Putaran pertama kompetisi ”profesional” Indonesia musim ini sebentar lagi berakhir. Baik itu di level Indonesia Super League (ISL) maupun Divisi Utama. Banyak masalah menerpa. Tak sedikit klub yang oleng. Bahkan, beberapa diantaranya mengisyaratkan bakal lempar handuk.

Tanda bahwa ada masalah di kompetisi ”profesional” Indonesia sebenarnya sudah terlihat dipertengahan putaran pertama. Kala itu, beberapa klub berteriak tidak kuat melanjutkan perjalanannya.

Gaji pemain mulai telat dibayar. Beberapa diantaranya bahkan belum menggaji pemainnya hingga sekarang. Tak sedikit pula yang rela berhutang agar timnya tetap berjalan. Setidaknya itulah tanda-tandanya.

Nah, kini ketika kompetisi hendak memasuki masa istirahat, teriakan klub semakin lantang. Isyarat mundur dari kompetisi diletupkan. Salah satunya bahkan datang dari klub yang menjadi kekuatan utama sepak bola Indonesia, PSM Makassar. ”Kami belum mundur. Tapi, pengelola sudah tidak sanggup lagi menjalankan tugasnya. Kini kami sedang mencari solusi menyelamatkan perjalanan tim ini,” aku Ilham Arief Sirajuddin, ketua umum PSM.

Menurut Ilham, saat ini kantong PSM sudah kosong. Juku Eja-julukan PSM-disebutnya sudah menghabiskan dana Rp 13 miliar. Untuk mengarungi lanjutan kompetisi, mereka butuh dana Rp 7 miliar. ”Kini kami menunggu dana pemerintah provinsi Sulawesi Selatan,” kata Ilham.
Jika bantuan itu tidak cair, maka PSM bakal semakin tersudut. Apalagi, kucuran dari pihak sponsor tidak cukup menutup kekurangan PSM. ”Jika tidak ada solusi, bukan tidak mungkin kami langkah akan terhenti,” ujar Ilham.

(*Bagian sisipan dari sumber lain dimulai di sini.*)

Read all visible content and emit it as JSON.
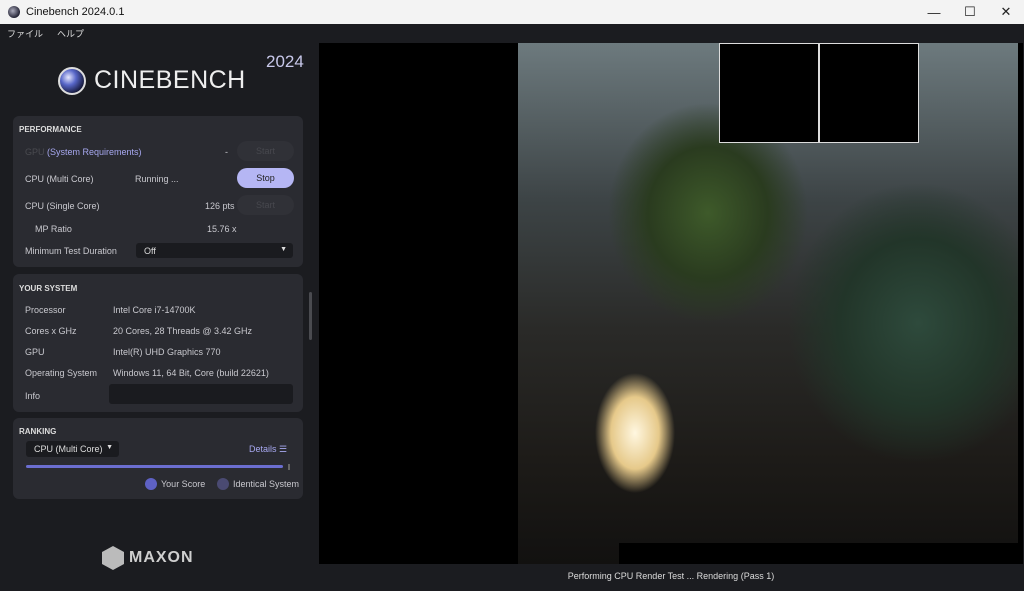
{
  "window": {
    "title": "Cinebench 2024.0.1",
    "minimize": "—",
    "maximize": "☐",
    "close": "✕"
  },
  "menu": [
    "ファイル",
    "ヘルプ"
  ],
  "brand": {
    "name": "CINEBENCH",
    "year": "2024",
    "footer": "MAXON"
  },
  "performance": {
    "heading": "PERFORMANCE",
    "gpu": {
      "label": "GPU",
      "link": "(System Requirements)",
      "value": "-",
      "button": "Start"
    },
    "multi": {
      "label": "CPU (Multi Core)",
      "value": "Running ...",
      "button": "Stop"
    },
    "single": {
      "label": "CPU (Single Core)",
      "value": "126 pts",
      "button": "Start"
    },
    "mp": {
      "label": "MP Ratio",
      "value": "15.76 x"
    },
    "duration": {
      "label": "Minimum Test Duration",
      "value": "Off"
    }
  },
  "system": {
    "heading": "YOUR SYSTEM",
    "rows": [
      {
        "label": "Processor",
        "value": "Intel Core i7-14700K"
      },
      {
        "label": "Cores x GHz",
        "value": "20 Cores, 28 Threads @ 3.42 GHz"
      },
      {
        "label": "GPU",
        "value": "Intel(R) UHD Graphics 770"
      },
      {
        "label": "Operating System",
        "value": "Windows 11, 64 Bit, Core (build 22621)"
      }
    ],
    "info_label": "Info",
    "info_value": ""
  },
  "ranking": {
    "heading": "RANKING",
    "select": "CPU (Multi Core)",
    "details": "Details",
    "legend": [
      "Your Score",
      "Identical System"
    ],
    "colors": [
      "#5e61c4",
      "#4a4a72"
    ]
  },
  "status": "Performing CPU Render Test ... Rendering (Pass 1)"
}
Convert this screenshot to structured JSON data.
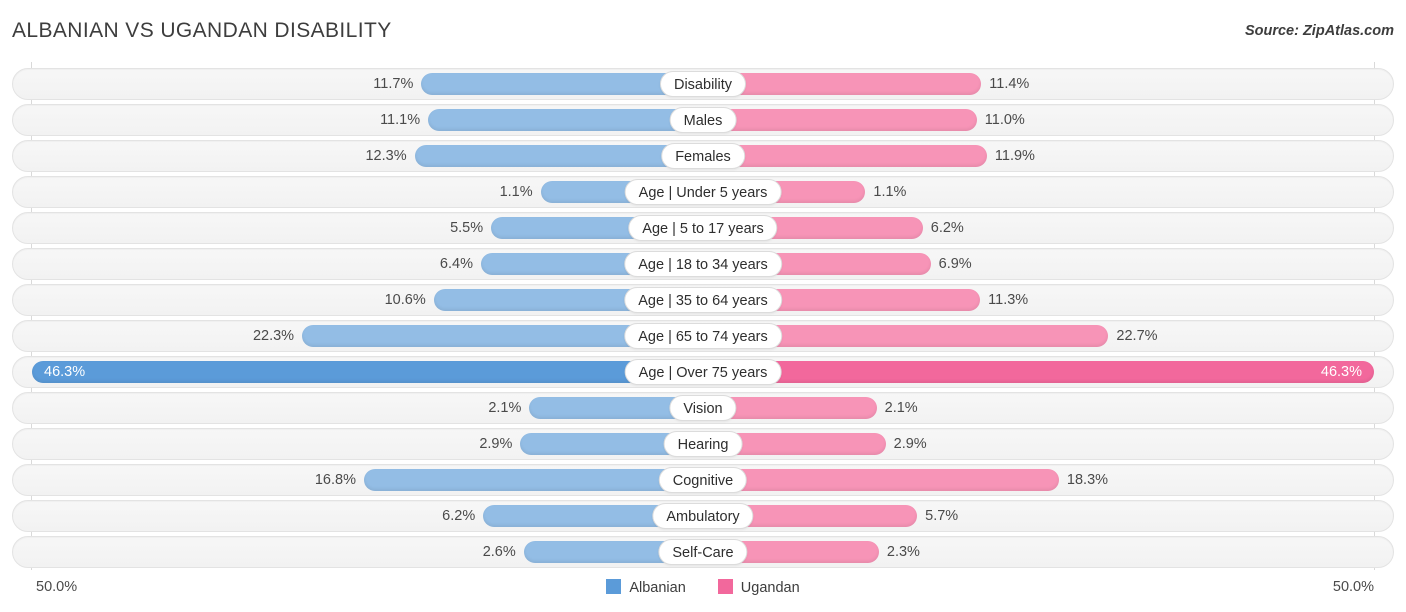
{
  "header": {
    "title": "ALBANIAN VS UGANDAN DISABILITY",
    "source": "Source: ZipAtlas.com"
  },
  "axis": {
    "left_label": "50.0%",
    "right_label": "50.0%"
  },
  "legend": [
    {
      "label": "Albanian",
      "color": "#5b9bd9"
    },
    {
      "label": "Ugandan",
      "color": "#f2689c"
    }
  ],
  "colors": {
    "albanian_bar": "#93bde5",
    "ugandan_bar": "#f794b7",
    "albanian_bar_max": "#5b9bd9",
    "ugandan_bar_max": "#f2689c",
    "track": "#f5f5f5",
    "gridline": "#d9d9d9"
  },
  "chart_data": {
    "type": "bar",
    "title": "ALBANIAN VS UGANDAN DISABILITY",
    "subtitle": "Source: ZipAtlas.com",
    "orientation": "horizontal-diverging",
    "xlabel": "",
    "ylabel": "",
    "xlim": [
      -50.0,
      50.0
    ],
    "axis_tick_labels": [
      "50.0%",
      "50.0%"
    ],
    "grid": true,
    "legend_position": "bottom-center",
    "categories": [
      "Disability",
      "Males",
      "Females",
      "Age | Under 5 years",
      "Age | 5 to 17 years",
      "Age | 18 to 34 years",
      "Age | 35 to 64 years",
      "Age | 65 to 74 years",
      "Age | Over 75 years",
      "Vision",
      "Hearing",
      "Cognitive",
      "Ambulatory",
      "Self-Care"
    ],
    "series": [
      {
        "name": "Albanian",
        "color": "#5b9bd9",
        "values": [
          11.7,
          11.1,
          12.3,
          1.1,
          5.5,
          6.4,
          10.6,
          22.3,
          46.3,
          2.1,
          2.9,
          16.8,
          6.2,
          2.6
        ],
        "value_labels": [
          "11.7%",
          "11.1%",
          "12.3%",
          "1.1%",
          "5.5%",
          "6.4%",
          "10.6%",
          "22.3%",
          "46.3%",
          "2.1%",
          "2.9%",
          "16.8%",
          "6.2%",
          "2.6%"
        ]
      },
      {
        "name": "Ugandan",
        "color": "#f2689c",
        "values": [
          11.4,
          11.0,
          11.9,
          1.1,
          6.2,
          6.9,
          11.3,
          22.7,
          46.3,
          2.1,
          2.9,
          18.3,
          5.7,
          2.3
        ],
        "value_labels": [
          "11.4%",
          "11.0%",
          "11.9%",
          "1.1%",
          "6.2%",
          "6.9%",
          "11.3%",
          "22.7%",
          "46.3%",
          "2.1%",
          "2.9%",
          "18.3%",
          "5.7%",
          "2.3%"
        ]
      }
    ],
    "rows": [
      {
        "category": "Disability",
        "left_value": 11.7,
        "right_value": 11.4,
        "left_label": "11.7%",
        "right_label": "11.4%",
        "highlight": false
      },
      {
        "category": "Males",
        "left_value": 11.1,
        "right_value": 11.0,
        "left_label": "11.1%",
        "right_label": "11.0%",
        "highlight": false
      },
      {
        "category": "Females",
        "left_value": 12.3,
        "right_value": 11.9,
        "left_label": "12.3%",
        "right_label": "11.9%",
        "highlight": false
      },
      {
        "category": "Age | Under 5 years",
        "left_value": 1.1,
        "right_value": 1.1,
        "left_label": "1.1%",
        "right_label": "1.1%",
        "highlight": false
      },
      {
        "category": "Age | 5 to 17 years",
        "left_value": 5.5,
        "right_value": 6.2,
        "left_label": "5.5%",
        "right_label": "6.2%",
        "highlight": false
      },
      {
        "category": "Age | 18 to 34 years",
        "left_value": 6.4,
        "right_value": 6.9,
        "left_label": "6.4%",
        "right_label": "6.9%",
        "highlight": false
      },
      {
        "category": "Age | 35 to 64 years",
        "left_value": 10.6,
        "right_value": 11.3,
        "left_label": "10.6%",
        "right_label": "11.3%",
        "highlight": false
      },
      {
        "category": "Age | 65 to 74 years",
        "left_value": 22.3,
        "right_value": 22.7,
        "left_label": "22.3%",
        "right_label": "22.7%",
        "highlight": false
      },
      {
        "category": "Age | Over 75 years",
        "left_value": 46.3,
        "right_value": 46.3,
        "left_label": "46.3%",
        "right_label": "46.3%",
        "highlight": true
      },
      {
        "category": "Vision",
        "left_value": 2.1,
        "right_value": 2.1,
        "left_label": "2.1%",
        "right_label": "2.1%",
        "highlight": false
      },
      {
        "category": "Hearing",
        "left_value": 2.9,
        "right_value": 2.9,
        "left_label": "2.9%",
        "right_label": "2.9%",
        "highlight": false
      },
      {
        "category": "Cognitive",
        "left_value": 16.8,
        "right_value": 18.3,
        "left_label": "16.8%",
        "right_label": "18.3%",
        "highlight": false
      },
      {
        "category": "Ambulatory",
        "left_value": 6.2,
        "right_value": 5.7,
        "left_label": "6.2%",
        "right_label": "5.7%",
        "highlight": false
      },
      {
        "category": "Self-Care",
        "left_value": 2.6,
        "right_value": 2.3,
        "left_label": "2.6%",
        "right_label": "2.3%",
        "highlight": false
      }
    ]
  }
}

Jeritan yang sama berkumandang dari Bumi Serambi Mekkah. ”Kami pun sudah sekarat. Ibaratnya nafas kami kini tinggal sepenggal. Kalau kondisi tidak berubah, kami pun akan mundur di putaran kedua nanti,” ungkap Azis Fandila, manajer PSSB Bireun.

Kondisi PSSB memang jauh lebih kronis dari PSM. Klub yang bermarkas di Stadion Cot Gopu itu belum membayar gaji pemainnya selama tujuh bulan. Karena itu, selama 20 hari lalu, PSSB ditinggal pulang para pemainnya. Mereka enggan melanjutkan tugasnya lantaran haknya tidak juga dipenuhi. ”Kalau tetap tidak ada yang membantu, mundur akan menjadi pilihan terbaik kami. Sebab, kalaupun kami bertahan dengan mengandalkan pemain lokal Aceh, kami tidak sanggup membayar biaya away,” sebut Azis Bengkel-sapaan Azis Fandila.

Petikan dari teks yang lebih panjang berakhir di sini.